4. Whether there could be a partition in law between a husband and his wife with regard to any property in general and specifically with regard to the property owned by the husband as a sole surviving or single coparcener.

Detailed Analysis:

Issue 1: Nature of Ownership Post-Separation of Shri Vijay Kumar
The Tribunal concluded that the properties owned by Shri Kundan Lal after the separation of Shri Vijay Kumar on February 14, 1966, were in the nature of separate property. However, the High Court disagreed, stating that merely because all the sons left the coparcenary, it would not change the nature of the property owned by the HUF. The property continued to belong to the HUF despite the family being represented by Shri Kundan Lal, his wife, and an unmarried daughter. Therefore, the Tribunal misdirected itself in recording this finding.

Issue 2: Change in Nature of Property Ownership
The Tribunal found that there was no change brought about in the nature of the property at any time up to February 14, 1966. The High Court agreed with this finding, noting that the nature of the property remained unchanged even after the alleged partial partition on March 10, 1967.

Issue 3: Family Arrangement and Taxation Laws
The Tribunal concluded that there could be no family arrangement effective under taxation laws with regard to the properties held by Shri Kundan Lal, as the family and the properties had not reverted to the status of a multiple-member coparcenary. The High Court upheld this conclusion, stating that under Hindu law, a family arrangement is nothing other than a partition or re-partition by agreement.

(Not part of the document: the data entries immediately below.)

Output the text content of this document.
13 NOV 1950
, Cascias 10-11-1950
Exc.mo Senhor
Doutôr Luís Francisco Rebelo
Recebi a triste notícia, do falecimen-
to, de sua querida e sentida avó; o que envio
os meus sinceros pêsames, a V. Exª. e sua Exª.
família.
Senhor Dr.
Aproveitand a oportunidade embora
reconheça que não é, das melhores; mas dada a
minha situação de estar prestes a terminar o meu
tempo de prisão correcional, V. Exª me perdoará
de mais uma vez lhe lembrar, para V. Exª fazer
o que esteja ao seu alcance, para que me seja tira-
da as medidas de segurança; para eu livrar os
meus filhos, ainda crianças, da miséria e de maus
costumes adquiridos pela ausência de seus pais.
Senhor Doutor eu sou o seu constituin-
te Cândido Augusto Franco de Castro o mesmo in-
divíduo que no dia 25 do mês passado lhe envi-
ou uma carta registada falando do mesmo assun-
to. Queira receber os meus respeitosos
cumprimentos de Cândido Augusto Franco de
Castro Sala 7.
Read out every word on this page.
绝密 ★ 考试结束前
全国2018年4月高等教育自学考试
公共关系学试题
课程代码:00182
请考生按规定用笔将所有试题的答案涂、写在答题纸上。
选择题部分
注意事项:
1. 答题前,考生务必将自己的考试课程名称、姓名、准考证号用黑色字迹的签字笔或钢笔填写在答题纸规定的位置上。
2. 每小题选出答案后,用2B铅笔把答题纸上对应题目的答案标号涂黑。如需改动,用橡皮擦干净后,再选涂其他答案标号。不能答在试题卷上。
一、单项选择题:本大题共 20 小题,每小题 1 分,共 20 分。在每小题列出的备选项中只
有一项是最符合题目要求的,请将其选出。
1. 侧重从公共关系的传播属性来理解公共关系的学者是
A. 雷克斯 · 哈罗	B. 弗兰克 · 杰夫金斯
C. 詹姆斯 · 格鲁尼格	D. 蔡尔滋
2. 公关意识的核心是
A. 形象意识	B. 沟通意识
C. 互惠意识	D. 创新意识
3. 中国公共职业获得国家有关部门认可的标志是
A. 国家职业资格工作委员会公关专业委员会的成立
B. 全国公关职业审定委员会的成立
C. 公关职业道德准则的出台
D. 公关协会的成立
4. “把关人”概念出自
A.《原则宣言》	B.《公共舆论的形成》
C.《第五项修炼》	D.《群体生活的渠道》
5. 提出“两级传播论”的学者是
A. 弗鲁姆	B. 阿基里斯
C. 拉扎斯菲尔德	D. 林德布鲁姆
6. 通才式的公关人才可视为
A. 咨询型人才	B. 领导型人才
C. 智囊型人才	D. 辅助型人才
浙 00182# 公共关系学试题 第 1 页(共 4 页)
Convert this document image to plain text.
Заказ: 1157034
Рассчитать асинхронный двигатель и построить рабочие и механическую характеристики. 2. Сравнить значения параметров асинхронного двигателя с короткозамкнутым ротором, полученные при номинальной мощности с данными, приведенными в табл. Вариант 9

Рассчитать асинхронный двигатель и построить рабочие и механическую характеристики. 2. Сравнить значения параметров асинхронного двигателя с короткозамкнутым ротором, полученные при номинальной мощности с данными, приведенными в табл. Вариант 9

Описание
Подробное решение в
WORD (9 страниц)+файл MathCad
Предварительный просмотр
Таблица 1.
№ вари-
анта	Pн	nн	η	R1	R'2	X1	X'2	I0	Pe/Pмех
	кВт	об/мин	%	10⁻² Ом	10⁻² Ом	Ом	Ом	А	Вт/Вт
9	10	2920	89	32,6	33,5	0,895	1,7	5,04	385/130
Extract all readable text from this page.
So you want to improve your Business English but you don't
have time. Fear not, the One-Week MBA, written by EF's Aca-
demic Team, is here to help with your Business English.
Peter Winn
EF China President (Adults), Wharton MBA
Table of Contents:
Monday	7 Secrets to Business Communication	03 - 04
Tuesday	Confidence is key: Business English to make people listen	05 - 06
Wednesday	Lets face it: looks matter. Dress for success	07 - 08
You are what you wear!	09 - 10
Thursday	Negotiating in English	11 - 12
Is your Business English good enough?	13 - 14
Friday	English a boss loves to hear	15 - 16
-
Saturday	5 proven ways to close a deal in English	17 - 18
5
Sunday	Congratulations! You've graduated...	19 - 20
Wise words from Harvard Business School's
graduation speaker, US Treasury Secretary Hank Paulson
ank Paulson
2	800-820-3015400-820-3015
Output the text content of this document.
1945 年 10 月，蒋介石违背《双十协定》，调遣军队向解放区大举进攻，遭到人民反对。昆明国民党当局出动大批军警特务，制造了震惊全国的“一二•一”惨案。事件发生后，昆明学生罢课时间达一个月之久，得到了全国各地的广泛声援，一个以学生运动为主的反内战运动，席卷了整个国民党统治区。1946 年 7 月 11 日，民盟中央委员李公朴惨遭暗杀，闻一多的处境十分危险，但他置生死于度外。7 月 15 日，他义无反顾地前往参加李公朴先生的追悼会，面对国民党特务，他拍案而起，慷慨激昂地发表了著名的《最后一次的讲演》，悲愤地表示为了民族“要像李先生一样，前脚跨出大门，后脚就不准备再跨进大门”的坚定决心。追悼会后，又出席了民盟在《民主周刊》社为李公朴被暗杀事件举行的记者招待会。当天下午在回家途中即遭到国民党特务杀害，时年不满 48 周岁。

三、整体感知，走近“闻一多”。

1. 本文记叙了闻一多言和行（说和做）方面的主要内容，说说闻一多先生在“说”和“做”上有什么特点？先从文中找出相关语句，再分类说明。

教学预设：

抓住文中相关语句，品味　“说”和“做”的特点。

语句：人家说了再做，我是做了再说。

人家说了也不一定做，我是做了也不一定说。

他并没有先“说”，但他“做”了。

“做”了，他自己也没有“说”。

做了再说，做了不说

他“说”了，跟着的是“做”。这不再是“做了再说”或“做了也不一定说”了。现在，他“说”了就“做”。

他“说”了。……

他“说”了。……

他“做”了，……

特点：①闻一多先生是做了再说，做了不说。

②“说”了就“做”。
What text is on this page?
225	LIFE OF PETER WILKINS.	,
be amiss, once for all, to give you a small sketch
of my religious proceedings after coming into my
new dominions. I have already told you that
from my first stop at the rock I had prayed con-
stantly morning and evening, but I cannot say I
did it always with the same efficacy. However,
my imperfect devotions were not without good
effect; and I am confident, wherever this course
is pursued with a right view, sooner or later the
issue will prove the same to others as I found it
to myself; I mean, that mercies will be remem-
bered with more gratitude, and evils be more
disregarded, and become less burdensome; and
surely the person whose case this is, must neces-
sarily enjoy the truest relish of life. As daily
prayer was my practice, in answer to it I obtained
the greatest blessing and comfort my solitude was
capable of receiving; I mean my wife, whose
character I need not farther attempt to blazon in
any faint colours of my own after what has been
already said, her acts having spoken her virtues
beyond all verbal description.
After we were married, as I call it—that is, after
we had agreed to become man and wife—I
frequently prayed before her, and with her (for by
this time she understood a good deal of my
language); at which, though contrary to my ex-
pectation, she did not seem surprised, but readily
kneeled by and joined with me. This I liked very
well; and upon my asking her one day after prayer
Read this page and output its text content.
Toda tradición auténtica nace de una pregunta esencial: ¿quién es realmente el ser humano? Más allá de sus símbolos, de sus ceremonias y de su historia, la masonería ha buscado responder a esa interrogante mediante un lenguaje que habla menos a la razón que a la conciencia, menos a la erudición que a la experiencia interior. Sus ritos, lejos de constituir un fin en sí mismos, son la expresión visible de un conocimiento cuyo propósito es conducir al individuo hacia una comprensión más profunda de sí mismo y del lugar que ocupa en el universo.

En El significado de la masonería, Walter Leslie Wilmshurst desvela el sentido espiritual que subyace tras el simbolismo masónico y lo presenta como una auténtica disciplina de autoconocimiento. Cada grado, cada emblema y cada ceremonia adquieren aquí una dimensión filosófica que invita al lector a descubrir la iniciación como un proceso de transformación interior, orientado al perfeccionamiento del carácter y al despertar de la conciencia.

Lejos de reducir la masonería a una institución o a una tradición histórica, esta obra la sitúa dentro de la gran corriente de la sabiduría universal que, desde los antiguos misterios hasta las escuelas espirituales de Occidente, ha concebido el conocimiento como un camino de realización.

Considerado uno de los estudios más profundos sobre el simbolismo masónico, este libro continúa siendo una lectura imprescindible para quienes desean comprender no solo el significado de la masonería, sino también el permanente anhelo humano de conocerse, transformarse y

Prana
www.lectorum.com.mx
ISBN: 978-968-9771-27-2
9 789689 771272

Issue 4: Partition Between Husband and Wife
The Tribunal held that Smt. Kailash Wati could not claim or obtain a partition from her husband with regard to any property in general and particularly not in regard to the property owned by the husband as a sole surviving or single coparcener. The High Court agreed, noting that a wife cannot claim partition of the HUF property as a matter of her own right. However, if a son claims a share in the property by way of partition, the wife is entitled to claim and get property equivalent to the share given to the son. The High Court also found that Smt. Kailash Wati did not lay claim to the partition of the property on the basis that she had not been given any share when her sons got their share in the property during the partition.

Additional Findings:
The High Court noted that the plea that Smt. Kailash Wati was entitled to a share in the property at the time when the partition was claimed by her sons was not raised before the ITO. The AAC and the Tribunal recorded findings of fact that no evidence supported the claim that Smt. Kailash Wati demanded a reopening of the partition or that there was any readjustment of partition. The High Court upheld these findings, stating that Smt. Kailash Wati did not have the right to claim partition of the HUF property of her own accord.

Conclusion:
The High Court answered the questions referred by the Tribunal in the affirmative, in favor of the revenue and against the assessee. The property continued to belong to the HUF, and no valid partial partition occurred between Shri Kundan Lal and Smt. Kailash Wati. Therefore, the Tribunal was justified in rejecting the claim of partial partition.